The last time I subbed for Chicago Public Schools I was sent to an annex where I was in charge of 30 Spanish speaking first graders. I don't speak any Spanish. Their teacher had fainted the day before and been carted off in an ambulance. No one had told these kids about her condition and I certainly didn't know anything nor did I speak Spanish. There were no sub plans, no instructions, nothing except an overly helpful child named Angel who reminded me of that kid in the famous picture holding bottles of wine. I think it was taken in Italy where kids drink wine in their baby bottles. Anyway, Angel gave me tons of information as the only English speaker, most of it inaccurate and we stumbled through the day with tons of crying, lap sitting (kids in mine), thumb sucking and other teachers occasionally pointing out I had done something wrong not to mention illegal. All in all I exited after eight hours determined not toreturn. Of course they called the next day and for days afterwards. Evidently the fainting teacher had not recovered. "The children loved you," the principal finally said. "Please come back." 

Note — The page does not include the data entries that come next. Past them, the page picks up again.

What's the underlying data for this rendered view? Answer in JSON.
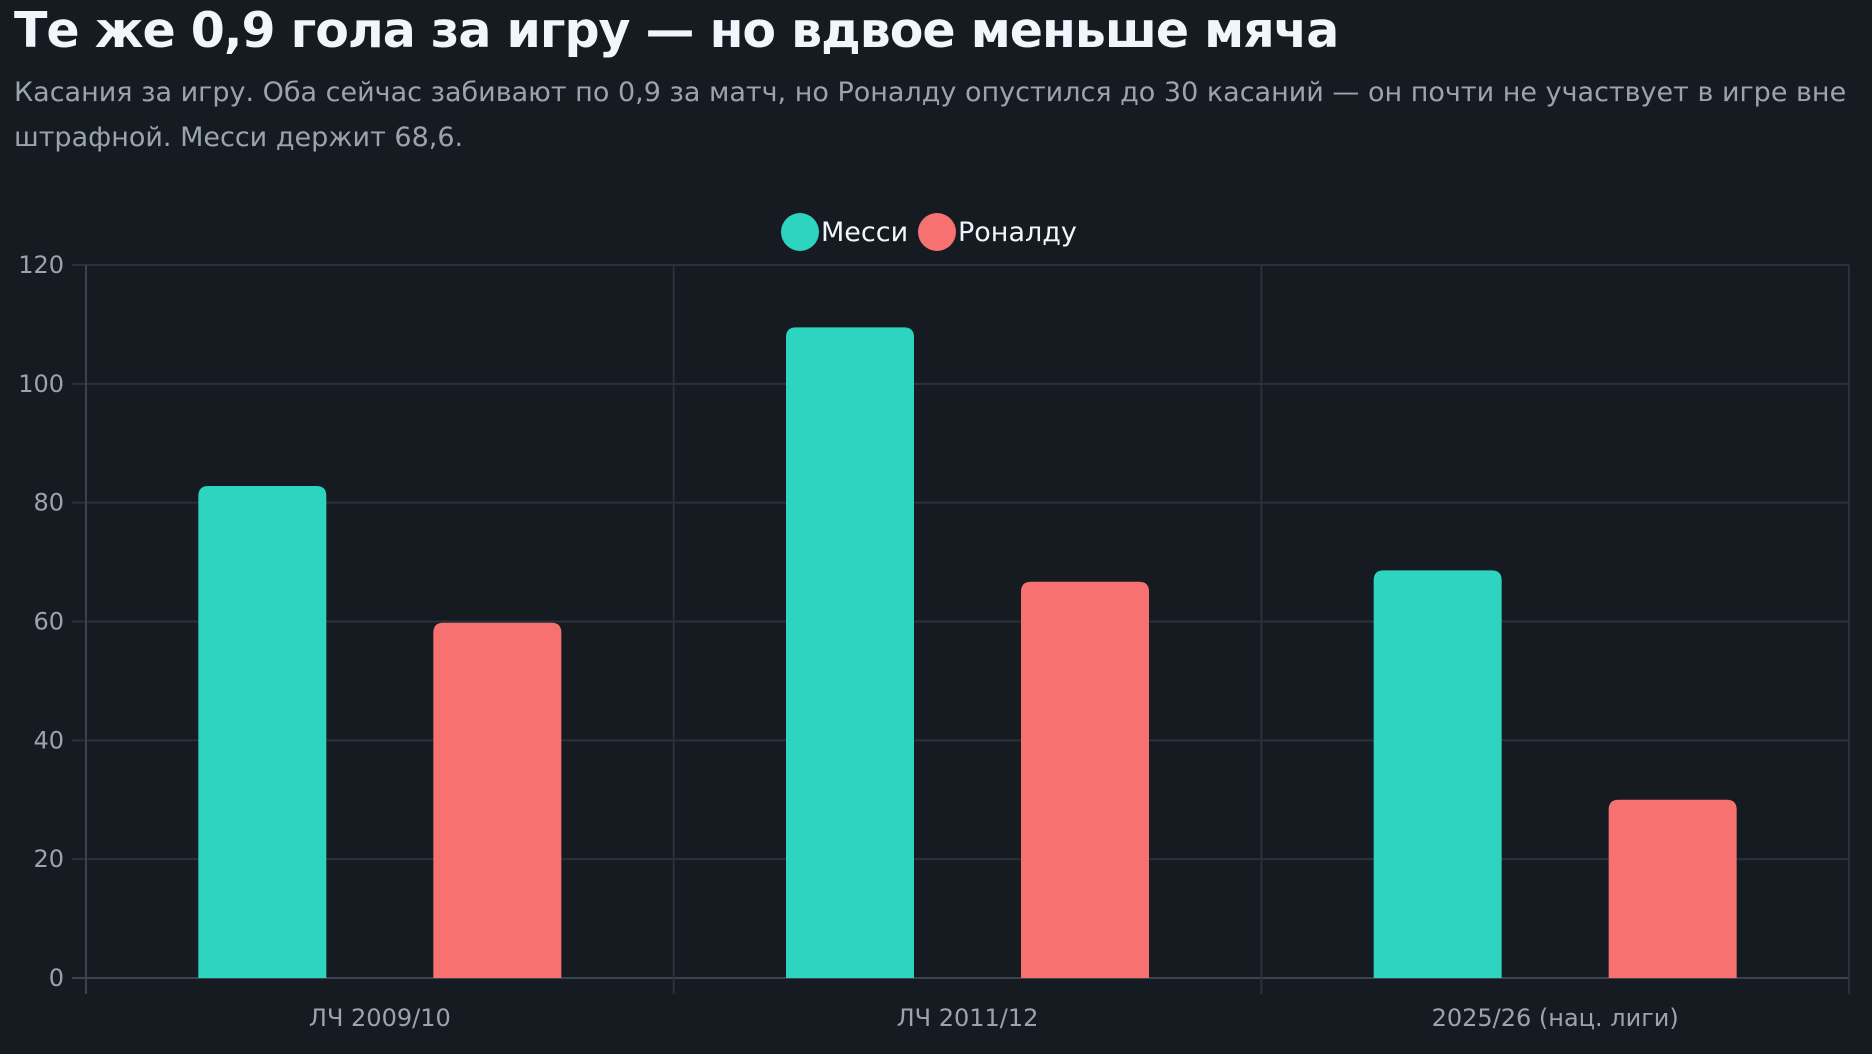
{
  "header": {
    "title": "Те же 0,9 гола за игру — но вдвое меньше мяча",
    "subtitle": "Касания за игру. Оба сейчас забивают по 0,9 за матч, но Роналду опустился до 30 касаний — он почти не участвует в игре вне штрафной. Месси держит 68,6."
  },
  "chart_data": {
    "type": "bar",
    "categories": [
      "ЛЧ 2009/10",
      "ЛЧ 2011/12",
      "2025/26 (нац. лиги)"
    ],
    "series": [
      {
        "name": "Месси",
        "color": "#2dd4bf",
        "values": [
          82.8,
          109.5,
          68.6
        ]
      },
      {
        "name": "Роналду",
        "color": "#f87171",
        "values": [
          59.8,
          66.7,
          30.0
        ]
      }
    ],
    "yticks": [
      0,
      20,
      40,
      60,
      80,
      100,
      120
    ],
    "ylim": [
      0,
      120
    ],
    "xlabel": "",
    "ylabel": "",
    "grid": true,
    "legend_position": "top-center"
  }
}
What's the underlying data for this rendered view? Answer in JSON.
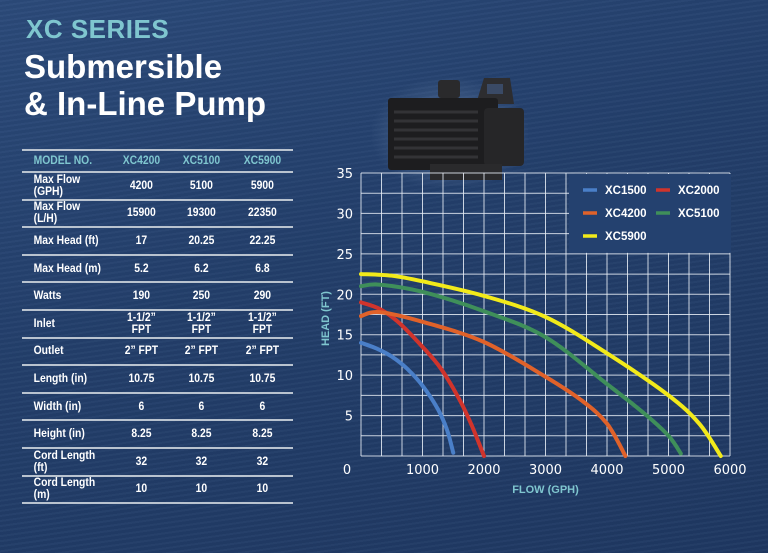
{
  "header": {
    "series": "XC SERIES",
    "title_line1": "Submersible",
    "title_line2": "& In-Line Pump"
  },
  "specs": {
    "columns": [
      "MODEL NO.",
      "XC4200",
      "XC5100",
      "XC5900"
    ],
    "rows": [
      [
        "Max Flow (GPH)",
        "4200",
        "5100",
        "5900"
      ],
      [
        "Max Flow (L/H)",
        "15900",
        "19300",
        "22350"
      ],
      [
        "Max Head (ft)",
        "17",
        "20.25",
        "22.25"
      ],
      [
        "Max Head (m)",
        "5.2",
        "6.2",
        "6.8"
      ],
      [
        "Watts",
        "190",
        "250",
        "290"
      ],
      [
        "Inlet",
        "1-1/2” FPT",
        "1-1/2” FPT",
        "1-1/2” FPT"
      ],
      [
        "Outlet",
        "2” FPT",
        "2” FPT",
        "2” FPT"
      ],
      [
        "Length (in)",
        "10.75",
        "10.75",
        "10.75"
      ],
      [
        "Width (in)",
        "6",
        "6",
        "6"
      ],
      [
        "Height (in)",
        "8.25",
        "8.25",
        "8.25"
      ],
      [
        "Cord Length (ft)",
        "32",
        "32",
        "32"
      ],
      [
        "Cord Length (m)",
        "10",
        "10",
        "10"
      ]
    ]
  },
  "colors": {
    "accent": "#7fc6cf",
    "background": "#233f6b"
  },
  "chart_data": {
    "type": "line",
    "xlabel": "FLOW (GPH)",
    "ylabel": "HEAD (FT)",
    "xlim": [
      0,
      6000
    ],
    "ylim": [
      0,
      35
    ],
    "xticks": [
      0,
      1000,
      2000,
      3000,
      4000,
      5000,
      6000
    ],
    "yticks": [
      5,
      10,
      15,
      20,
      25,
      30,
      35
    ],
    "grid": true,
    "legend": "top-right",
    "series": [
      {
        "name": "XC1500",
        "color": "#4a7fc8",
        "x": [
          0,
          250,
          500,
          750,
          1000,
          1250,
          1400,
          1500
        ],
        "y": [
          14,
          13.3,
          12.3,
          10.8,
          8.7,
          5.8,
          3.2,
          0.4
        ]
      },
      {
        "name": "XC2000",
        "color": "#d0342c",
        "x": [
          0,
          300,
          600,
          1000,
          1300,
          1600,
          1800,
          2000
        ],
        "y": [
          19,
          18.2,
          16.6,
          13.5,
          10.8,
          7,
          3.8,
          0
        ]
      },
      {
        "name": "XC4200",
        "color": "#e0622a",
        "x": [
          0,
          300,
          1000,
          2000,
          3000,
          3600,
          4000,
          4300
        ],
        "y": [
          17.3,
          17.8,
          16.6,
          14.1,
          9.8,
          6.8,
          4,
          0
        ]
      },
      {
        "name": "XC5100",
        "color": "#3f8f5a",
        "x": [
          0,
          300,
          1000,
          2000,
          3000,
          4000,
          4600,
          5000,
          5200
        ],
        "y": [
          21,
          21.2,
          20.3,
          17.9,
          14.7,
          8.9,
          5.3,
          2.5,
          0.3
        ]
      },
      {
        "name": "XC5900",
        "color": "#f2ea1a",
        "x": [
          0,
          500,
          1000,
          2000,
          3000,
          4000,
          5000,
          5500,
          5850
        ],
        "y": [
          22.5,
          22.3,
          21.6,
          19.8,
          17.2,
          12.7,
          7.5,
          4,
          0
        ]
      }
    ]
  }
}
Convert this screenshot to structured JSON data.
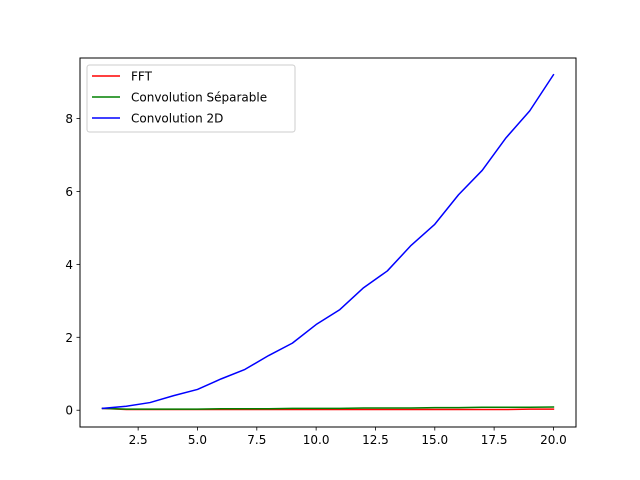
{
  "chart_data": {
    "type": "line",
    "title": "",
    "xlabel": "",
    "ylabel": "",
    "xlim": [
      0.05,
      20.95
    ],
    "ylim": [
      -0.46,
      9.66
    ],
    "xticks": [
      2.5,
      5.0,
      7.5,
      10.0,
      12.5,
      15.0,
      17.5,
      20.0
    ],
    "xtick_labels": [
      "2.5",
      "5.0",
      "7.5",
      "10.0",
      "12.5",
      "15.0",
      "17.5",
      "20.0"
    ],
    "yticks": [
      0,
      2,
      4,
      6,
      8
    ],
    "ytick_labels": [
      "0",
      "2",
      "4",
      "6",
      "8"
    ],
    "grid": false,
    "legend_position": "upper-left",
    "x": [
      1,
      2,
      3,
      4,
      5,
      6,
      7,
      8,
      9,
      10,
      11,
      12,
      13,
      14,
      15,
      16,
      17,
      18,
      19,
      20
    ],
    "series": [
      {
        "name": "FFT",
        "color": "#ff0000",
        "values": [
          0.05,
          0.02,
          0.02,
          0.02,
          0.02,
          0.02,
          0.02,
          0.02,
          0.02,
          0.02,
          0.02,
          0.02,
          0.02,
          0.02,
          0.02,
          0.02,
          0.02,
          0.02,
          0.03,
          0.03
        ]
      },
      {
        "name": "Convolution Séparable",
        "color": "#008000",
        "values": [
          0.05,
          0.03,
          0.03,
          0.03,
          0.03,
          0.04,
          0.04,
          0.04,
          0.05,
          0.05,
          0.05,
          0.06,
          0.06,
          0.06,
          0.07,
          0.07,
          0.08,
          0.08,
          0.08,
          0.09
        ]
      },
      {
        "name": "Convolution 2D",
        "color": "#0000ff",
        "values": [
          0.05,
          0.11,
          0.21,
          0.4,
          0.57,
          0.86,
          1.12,
          1.5,
          1.84,
          2.35,
          2.76,
          3.36,
          3.82,
          4.52,
          5.1,
          5.91,
          6.58,
          7.47,
          8.21,
          9.2
        ]
      }
    ]
  }
}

This morning I received a phone call around 9am from a desperate sounding man who asked me if I was Mary. Hmm. I am never Mary however I was christened Mary Ellen and that is what my ID says. Except the ones that say Mary E or Molly. Anyway, I answered in the affirmative and he asked me to sub. "There are four teachers out," he said. "If you hurry you can have the fifth grade." The fifth grade? I remember the fifth grade. I was in England and our school was ruled by a tyrannical bully. I was furtive, miserable, angry and cheeky. I didn't want the fifth grade. However, we need money and having fled my sort of lucrative nightmare position in Abu Dhabi to return to Chicago and write, coach students in essays for college and other things, proofread and edit, maybe I had to do this. I thought for a moment, "No," I said.





I love flattery. I remember every single nice thing a reviewer has said about my books and in the case of one interview a writer who described me as "slender and athletic." That was a long time ago. Still, I doubt those grieving, non-bilingual children loved me. In fact, I'm pretty sure Angel had told them I was "Crazy" because he kept using the word "loco" and pointing at me as I tried to locate their lunch money. Anyway, I felt briefly guilty and then decided to go to Abu Dhabi to teach in a public High School an experience that made every other bad job pale in comparison. It was a teaching sweatshop complete with an administration that spoke half the time in Arabic despite their insistence the school was English-speaking and all the time in threat, intimidation and idiocy. So now I'm home and determined to resist the call of terrible jobs and persist in my mission to cultivate a clientele of parents desperate to get their children into competitive colleges. Also, to finally give myself the time and place to write my novels. I doubt Virginia Woolf ever had to tolerate a boy like Angel lying to her. On the other hand Willa Cather rode a pony all over North Dakota teaching ungrateful children how to read and write. Still, I'm glad I didn't "get" the fifth graders.